As if streaming audio directly to our brains and filling the world with Tesla’s humanoid bots weren’t enough. SpaceX founder Elon Musk is relying even more on his evil tech master vibes with plans to reorganize the layout of our solar system. Okay, so that’s not entirely true. The joint SpaceX/NASA project aims to protect the earth (but that’s how all good stories about super villains begin).
SpaceX’s Falcon 9 rocket launch is scheduled for later this month.
As SpaceX states, “NASA intentionally smashed the DART spacecraft into an asteroid to see. If this was an effective way to change course if an asteroid threatening Earth was discovered in the future.”
The 550-kilogram DART probe won’t touch the asteroid in question the 160-meter space rock Dimorphos. Until late September or early October 2022 and should receive essential data for predicting future asteroids. Earth.
Neither Dimorphos nor Didim are in danger of colliding with our planet, although that will happen in 2022 and 2024 for 100 years. However, the PDCO also stated: “So far, only 40 percent of these asteroids have been discovered.
In addition to jokes about Elon Musk’s ruthlessness, space experts have real ethical concerns about the spacecraft’s crash into an asteroid. Which marks an entirely new relationship between humans and the solar system we inhabit – a relationship we don’t take for granted.
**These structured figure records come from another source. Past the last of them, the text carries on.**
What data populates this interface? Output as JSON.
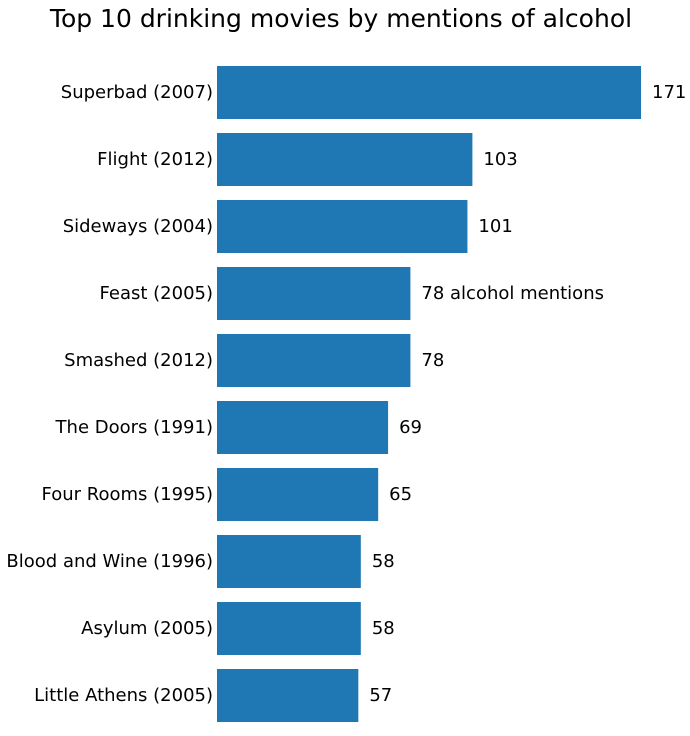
{
  "chart_data": {
    "type": "bar",
    "orientation": "horizontal",
    "title": "Top 10 drinking movies by mentions of alcohol",
    "xlabel": "",
    "ylabel": "",
    "categories": [
      "Superbad (2007)",
      "Flight (2012)",
      "Sideways (2004)",
      "Feast (2005)",
      "Smashed (2012)",
      "The Doors (1991)",
      "Four Rooms (1995)",
      "Blood and Wine (1996)",
      "Asylum (2005)",
      "Little Athens (2005)"
    ],
    "values": [
      171,
      103,
      101,
      78,
      78,
      69,
      65,
      58,
      58,
      57
    ],
    "value_labels": [
      "171",
      "103",
      "101",
      "78 alcohol mentions",
      "78",
      "69",
      "65",
      "58",
      "58",
      "57"
    ],
    "xlim": [
      0,
      171
    ],
    "grid": false,
    "bar_color": "#1f77b4"
  }
}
Through it navigates but exerts influence on its orbital system.
“People are like – we can do anything in the solar system. We can even get rid of it,” said Eli Armstrong, a space geographer at the University of Delaware (via Space.com). “The idea of moving, exploiting, and destroying or transforming natural capital like rocks. And asteroids is fundamentally linked to the imperial worldview, which allows people to do what they want.